You’ve heard it a thousand times: listen more, talk less. But sometimes the simplest advice is also the most profound. Especially in long-term relationships, it’s easy to fixate on what your partner is saying wrong, what you’re going to say next, or how you’ll get what you want from your partner. Listening for listening’s sake, though, is an easy way to cultivate deeper intimacy and actually, finally, understand what your partner needs you to know and hear. Commit to listening to whatever your partner has to say for a week, and you may find your whole life changing.
Look for Unmet Needs
Everyone has unmet needs, and you probably spend a lot of time focusing on your own. Maybe your partner nags you too much, doesn’t listen enough, or doesn’t buy you gifts you like. But if you have unmet needs, that means he or she does, too. Focus on figuring out what they are. Is there anything your spouse complains about a lot or asks you for? Anything that seems to chronically frustrate him or her? By meeting his or her unmet needs, you show a keen attention to detail and a willingness to continue evolving as a couple.
Ask for Guidance
It’s the most obvious thing in the world: if you don’t know what your spouse needs, simply ask. Too often, we’re afraid we won’t like the answer, or worried that asking means we aren’t knowledgeable about our loved one. But asking for guidance is a deep act of love that displays your commitment to giving your loved one what he or she needs—even when you aren’t able to independently do so. You may be surprised by how easy it is to meet your loved one’s needs, if only you seek to find out what they are.

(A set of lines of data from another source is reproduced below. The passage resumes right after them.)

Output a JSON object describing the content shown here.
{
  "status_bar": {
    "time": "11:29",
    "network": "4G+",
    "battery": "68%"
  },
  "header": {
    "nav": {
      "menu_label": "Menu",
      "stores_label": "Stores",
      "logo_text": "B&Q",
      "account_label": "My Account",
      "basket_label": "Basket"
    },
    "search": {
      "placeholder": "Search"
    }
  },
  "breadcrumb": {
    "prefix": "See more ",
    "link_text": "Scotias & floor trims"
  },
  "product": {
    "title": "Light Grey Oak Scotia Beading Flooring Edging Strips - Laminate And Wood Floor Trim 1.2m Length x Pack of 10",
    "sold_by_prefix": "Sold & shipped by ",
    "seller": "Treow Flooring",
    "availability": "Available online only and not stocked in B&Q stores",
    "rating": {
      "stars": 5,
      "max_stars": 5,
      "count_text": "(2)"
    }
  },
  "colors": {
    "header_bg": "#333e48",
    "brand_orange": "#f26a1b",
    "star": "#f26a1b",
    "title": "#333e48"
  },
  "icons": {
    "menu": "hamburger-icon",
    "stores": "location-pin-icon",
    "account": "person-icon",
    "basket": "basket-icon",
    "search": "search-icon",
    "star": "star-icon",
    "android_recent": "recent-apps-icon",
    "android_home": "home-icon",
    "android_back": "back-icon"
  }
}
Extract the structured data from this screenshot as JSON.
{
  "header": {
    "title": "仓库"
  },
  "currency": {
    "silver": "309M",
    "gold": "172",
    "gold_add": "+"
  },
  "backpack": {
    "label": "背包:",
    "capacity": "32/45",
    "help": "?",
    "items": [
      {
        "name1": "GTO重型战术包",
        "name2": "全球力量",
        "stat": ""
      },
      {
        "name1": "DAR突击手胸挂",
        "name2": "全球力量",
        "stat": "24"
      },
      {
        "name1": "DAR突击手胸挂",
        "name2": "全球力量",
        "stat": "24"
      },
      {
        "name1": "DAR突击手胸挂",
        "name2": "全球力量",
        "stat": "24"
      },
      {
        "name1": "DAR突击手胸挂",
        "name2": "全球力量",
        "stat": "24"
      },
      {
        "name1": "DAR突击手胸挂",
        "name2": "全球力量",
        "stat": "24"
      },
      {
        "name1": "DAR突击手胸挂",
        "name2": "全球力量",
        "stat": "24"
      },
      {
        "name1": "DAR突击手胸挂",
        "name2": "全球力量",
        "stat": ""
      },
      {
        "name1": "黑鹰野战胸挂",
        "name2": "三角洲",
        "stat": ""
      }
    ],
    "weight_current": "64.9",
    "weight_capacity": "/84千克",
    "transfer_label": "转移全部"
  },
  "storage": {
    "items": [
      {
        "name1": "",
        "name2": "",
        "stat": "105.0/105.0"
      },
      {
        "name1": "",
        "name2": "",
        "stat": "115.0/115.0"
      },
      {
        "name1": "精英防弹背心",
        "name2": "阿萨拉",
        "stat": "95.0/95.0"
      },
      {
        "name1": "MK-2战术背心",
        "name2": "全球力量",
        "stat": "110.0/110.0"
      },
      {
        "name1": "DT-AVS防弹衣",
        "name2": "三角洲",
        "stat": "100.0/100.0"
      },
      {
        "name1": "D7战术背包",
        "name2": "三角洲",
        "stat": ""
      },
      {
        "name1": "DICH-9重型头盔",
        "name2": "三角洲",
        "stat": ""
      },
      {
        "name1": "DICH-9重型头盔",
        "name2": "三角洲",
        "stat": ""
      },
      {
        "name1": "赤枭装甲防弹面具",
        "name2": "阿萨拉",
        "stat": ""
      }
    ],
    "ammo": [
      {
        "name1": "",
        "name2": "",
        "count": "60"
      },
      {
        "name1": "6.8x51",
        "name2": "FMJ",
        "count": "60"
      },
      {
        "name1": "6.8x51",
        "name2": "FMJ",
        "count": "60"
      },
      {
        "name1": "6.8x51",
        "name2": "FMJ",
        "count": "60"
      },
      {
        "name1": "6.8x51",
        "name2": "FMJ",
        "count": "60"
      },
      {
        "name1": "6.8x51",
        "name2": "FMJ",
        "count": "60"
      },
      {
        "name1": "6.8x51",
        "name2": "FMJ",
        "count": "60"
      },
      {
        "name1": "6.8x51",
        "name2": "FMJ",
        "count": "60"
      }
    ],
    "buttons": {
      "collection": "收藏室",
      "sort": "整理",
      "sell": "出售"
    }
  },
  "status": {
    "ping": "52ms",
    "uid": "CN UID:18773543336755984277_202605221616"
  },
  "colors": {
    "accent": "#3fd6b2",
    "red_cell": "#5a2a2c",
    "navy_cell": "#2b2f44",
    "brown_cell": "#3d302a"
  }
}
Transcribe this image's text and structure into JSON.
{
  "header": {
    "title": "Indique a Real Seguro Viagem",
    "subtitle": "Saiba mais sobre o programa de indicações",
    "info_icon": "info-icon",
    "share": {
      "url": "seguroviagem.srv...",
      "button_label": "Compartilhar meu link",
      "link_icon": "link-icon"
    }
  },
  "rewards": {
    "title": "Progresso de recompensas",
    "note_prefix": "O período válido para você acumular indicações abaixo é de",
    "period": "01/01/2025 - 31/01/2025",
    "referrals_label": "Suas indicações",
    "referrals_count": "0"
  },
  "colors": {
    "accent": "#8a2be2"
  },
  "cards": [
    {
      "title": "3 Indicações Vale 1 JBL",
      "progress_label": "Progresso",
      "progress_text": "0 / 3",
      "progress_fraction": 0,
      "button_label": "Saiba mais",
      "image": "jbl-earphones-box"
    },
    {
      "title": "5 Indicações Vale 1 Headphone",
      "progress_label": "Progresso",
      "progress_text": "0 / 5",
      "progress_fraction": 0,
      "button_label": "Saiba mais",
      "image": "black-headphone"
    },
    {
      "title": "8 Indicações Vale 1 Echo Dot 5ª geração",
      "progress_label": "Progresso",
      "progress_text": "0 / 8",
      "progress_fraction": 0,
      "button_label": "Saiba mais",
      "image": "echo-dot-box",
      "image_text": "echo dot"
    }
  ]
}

Practice Gentle Communication
When you’re angry or frustrated, letting loose on your loved one can feel great—that is, of course, until you see the crushed look on their face and have to spend the next five hours fixing what you’ve broken. You don’t need to say everything you think, particularly if it’s negative. Commit to a week of gentle communication. Before you say anything to your spouse, ask whether it serves the relationship. If not, keep it to yourself. Sure, truthfulness is good, but love is even better.
Don’t Bash Romance
Especially if you’ve been in a long-term relationship for a long time, it’s easy to be overwhelmed by the pressure of Valentine’s day, anniversaries, and other important holidays. It’s tempting to deride these holidays, minimize the value of romance, and even decide not to celebrate at all. When you do this, you tell your significant other that your relationship is no longer worth celebrating or commemorating. Romance should never die, whether you’ve been together for one month or 30 years. Commit to doing something special every now and again, and sit back and watch your relationship flourish.